For that set a very radical band of
period performers was chosen, the Ensemble
Matheus. L’Astrée – a Turin group
in spite of its French name – are less
radical in the sense that they don’t
make their instruments rasp and bite,
but I would say no less imaginative.
With the help of a really lifelike recording
– the instruments truly seemed to be
in my listening room – the music just
leaps off the page. The quicker movements
all dance, where older and heavier
bands were apt to make them slog, while
in the dialogues between instruments
the phrases really answer each other.
In slow movements, on the other hand,
the music is made to speak.

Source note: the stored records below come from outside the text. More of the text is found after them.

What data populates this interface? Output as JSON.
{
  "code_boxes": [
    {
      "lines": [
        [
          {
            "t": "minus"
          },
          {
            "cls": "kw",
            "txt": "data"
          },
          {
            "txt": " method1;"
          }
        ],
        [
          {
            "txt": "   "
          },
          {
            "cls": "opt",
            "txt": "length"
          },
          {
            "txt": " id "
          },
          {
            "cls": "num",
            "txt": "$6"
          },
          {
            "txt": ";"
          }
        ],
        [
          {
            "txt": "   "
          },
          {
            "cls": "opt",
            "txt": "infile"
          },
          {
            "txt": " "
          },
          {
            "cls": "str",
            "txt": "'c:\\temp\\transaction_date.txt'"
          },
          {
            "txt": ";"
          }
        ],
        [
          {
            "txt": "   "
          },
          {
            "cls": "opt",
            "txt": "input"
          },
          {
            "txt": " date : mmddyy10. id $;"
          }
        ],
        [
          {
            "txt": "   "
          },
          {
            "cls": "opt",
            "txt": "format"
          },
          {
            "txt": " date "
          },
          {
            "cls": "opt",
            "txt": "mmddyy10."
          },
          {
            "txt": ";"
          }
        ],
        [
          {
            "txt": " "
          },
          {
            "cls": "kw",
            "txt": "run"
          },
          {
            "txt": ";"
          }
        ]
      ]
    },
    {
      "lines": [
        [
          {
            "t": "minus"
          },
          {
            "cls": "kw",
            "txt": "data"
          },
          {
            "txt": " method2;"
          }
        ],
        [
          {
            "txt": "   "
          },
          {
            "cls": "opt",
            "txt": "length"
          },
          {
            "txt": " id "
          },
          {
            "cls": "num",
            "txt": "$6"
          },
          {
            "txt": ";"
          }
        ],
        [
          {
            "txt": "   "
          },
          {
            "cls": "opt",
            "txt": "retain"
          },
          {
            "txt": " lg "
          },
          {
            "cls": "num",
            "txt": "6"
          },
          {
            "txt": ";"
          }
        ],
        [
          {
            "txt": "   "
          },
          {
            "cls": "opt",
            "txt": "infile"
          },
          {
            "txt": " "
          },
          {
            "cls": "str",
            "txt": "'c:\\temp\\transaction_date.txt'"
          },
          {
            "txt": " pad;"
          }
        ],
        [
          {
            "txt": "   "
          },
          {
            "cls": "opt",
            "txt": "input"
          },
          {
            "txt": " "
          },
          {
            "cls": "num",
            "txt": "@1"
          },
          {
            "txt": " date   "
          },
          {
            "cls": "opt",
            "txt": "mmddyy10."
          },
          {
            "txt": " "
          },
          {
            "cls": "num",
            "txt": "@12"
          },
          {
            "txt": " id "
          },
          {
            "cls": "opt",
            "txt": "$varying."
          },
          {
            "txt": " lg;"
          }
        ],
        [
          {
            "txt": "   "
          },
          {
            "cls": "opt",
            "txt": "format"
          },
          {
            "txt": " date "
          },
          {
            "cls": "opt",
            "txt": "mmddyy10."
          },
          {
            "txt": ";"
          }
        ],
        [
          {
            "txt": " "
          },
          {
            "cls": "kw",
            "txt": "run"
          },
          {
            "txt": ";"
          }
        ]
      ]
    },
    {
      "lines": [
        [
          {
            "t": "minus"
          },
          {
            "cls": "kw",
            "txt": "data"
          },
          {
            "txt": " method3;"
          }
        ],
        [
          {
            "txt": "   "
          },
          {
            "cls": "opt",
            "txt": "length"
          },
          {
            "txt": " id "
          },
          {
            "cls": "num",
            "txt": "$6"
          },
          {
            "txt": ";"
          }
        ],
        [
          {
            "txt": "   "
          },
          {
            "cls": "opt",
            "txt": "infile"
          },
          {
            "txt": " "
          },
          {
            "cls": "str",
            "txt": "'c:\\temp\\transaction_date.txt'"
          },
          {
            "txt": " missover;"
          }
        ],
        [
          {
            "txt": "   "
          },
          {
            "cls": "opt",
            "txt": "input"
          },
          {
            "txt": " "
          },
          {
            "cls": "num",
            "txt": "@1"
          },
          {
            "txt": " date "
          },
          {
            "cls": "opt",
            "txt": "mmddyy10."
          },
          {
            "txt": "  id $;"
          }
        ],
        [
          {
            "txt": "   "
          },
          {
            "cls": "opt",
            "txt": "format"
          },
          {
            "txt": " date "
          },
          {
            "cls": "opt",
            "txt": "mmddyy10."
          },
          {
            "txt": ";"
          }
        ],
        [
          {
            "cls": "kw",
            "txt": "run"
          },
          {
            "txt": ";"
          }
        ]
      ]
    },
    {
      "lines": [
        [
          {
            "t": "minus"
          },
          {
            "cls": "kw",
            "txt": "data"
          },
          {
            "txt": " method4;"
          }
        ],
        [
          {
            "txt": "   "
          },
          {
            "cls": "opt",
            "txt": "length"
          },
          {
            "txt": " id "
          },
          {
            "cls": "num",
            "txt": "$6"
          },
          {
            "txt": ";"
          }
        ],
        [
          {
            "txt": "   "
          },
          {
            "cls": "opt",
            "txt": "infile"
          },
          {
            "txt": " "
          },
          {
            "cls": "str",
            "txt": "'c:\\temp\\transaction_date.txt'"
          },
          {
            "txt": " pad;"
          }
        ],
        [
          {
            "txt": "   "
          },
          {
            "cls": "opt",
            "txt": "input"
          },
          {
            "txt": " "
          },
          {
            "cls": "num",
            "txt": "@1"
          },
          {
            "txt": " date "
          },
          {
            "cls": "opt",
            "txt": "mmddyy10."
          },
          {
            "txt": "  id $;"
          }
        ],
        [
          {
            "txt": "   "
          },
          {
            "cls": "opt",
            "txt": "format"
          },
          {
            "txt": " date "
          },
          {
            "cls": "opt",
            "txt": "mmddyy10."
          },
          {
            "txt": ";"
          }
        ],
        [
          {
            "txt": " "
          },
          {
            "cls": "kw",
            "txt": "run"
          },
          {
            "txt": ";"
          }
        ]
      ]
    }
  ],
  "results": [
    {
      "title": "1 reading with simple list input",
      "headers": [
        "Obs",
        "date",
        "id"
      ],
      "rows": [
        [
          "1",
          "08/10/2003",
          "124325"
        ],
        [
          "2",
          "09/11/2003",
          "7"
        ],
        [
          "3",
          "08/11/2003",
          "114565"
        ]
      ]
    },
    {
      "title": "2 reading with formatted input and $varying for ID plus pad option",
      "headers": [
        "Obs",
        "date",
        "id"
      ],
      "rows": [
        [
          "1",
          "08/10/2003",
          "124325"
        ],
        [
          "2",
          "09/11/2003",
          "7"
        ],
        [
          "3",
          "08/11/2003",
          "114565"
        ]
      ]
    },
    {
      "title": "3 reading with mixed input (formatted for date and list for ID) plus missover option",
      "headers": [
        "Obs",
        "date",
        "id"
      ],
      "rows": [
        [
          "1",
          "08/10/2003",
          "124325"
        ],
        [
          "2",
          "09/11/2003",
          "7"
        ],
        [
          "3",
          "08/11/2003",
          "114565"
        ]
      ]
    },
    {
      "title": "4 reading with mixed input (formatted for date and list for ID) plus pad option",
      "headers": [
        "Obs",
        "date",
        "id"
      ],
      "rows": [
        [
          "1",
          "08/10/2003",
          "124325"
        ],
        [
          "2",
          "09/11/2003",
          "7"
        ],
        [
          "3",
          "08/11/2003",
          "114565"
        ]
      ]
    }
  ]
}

Once
again, it is notable – especially in
the Largo of RV87 – how much more romantic
this music sounds played with freedom
by a small original instruments group
than it ever did with larger bands who
were trying to put on baroque manners.
RV103 is treated as
a straightforward trio, without a keyboard
continuo added, and it sounds fascinating,
not least because the bassoonist really
relishes the sound of his instrument.
Il Giardino Armonico, another Italian
original instruments group, in a Brilliant
box, take the Largo of this concerto
more slowly and gravely, with the bassoon
playing delicately in the background
(they also opt for no keyboard continuo)
[review].
I enjoyed it both ways, but in the outer
movements the new recording wins, for
Il Giardino Armonico are just too fast
to make the music dance. In the Largo
of "Il tempesta di mare" there
are further passages where the bassoon
is left on its own as a continuo instrument
with the flute, suggestive, in this
context, of a duet between a mermaid
and a foghorn.
In the three cantatas,
Laura Polverelli has a splendidly rich
timbre, so much so that I almost took
her for a contralto; but later Vivaldi
sends her up to heights we don’t ask
of contraltos and she ascends them with
ease. Her lower notes are so splendidly
rich that I wish there had been more
of them. She is a musical, dedicated
singer who has clearly thought about
the words, her agilità and
intonation are unfailingly accurate,
but there is one aspect of her style
which some listeners may not care for.
In the big upward leaps, she joins the
notes with something which I would call,
not so much a portamento or even a slide,
as a whoop. To tell the truth,
Italian singers have never been very
convinced by the ultra-clean style preferred
by English or German baroque specialists,
and I am not suggesting that Polverelli
whoops because she doesn’t know any
better; obviously she feels that it
is a price worth paying for a less ascetic,
more warmly human approach. If you are
not sure whether you agree, try the
beginning of tracks 18 and 20 – for
some reason the third cantata recorded
here is particularly affected. For myself,
I rejoice in the sheer life of all these
performances, while just wishing (a
little bit) that she might whoop a spot
less. And oh, I nearly forgot: the music
is all magnificent, Vivaldi at his richest.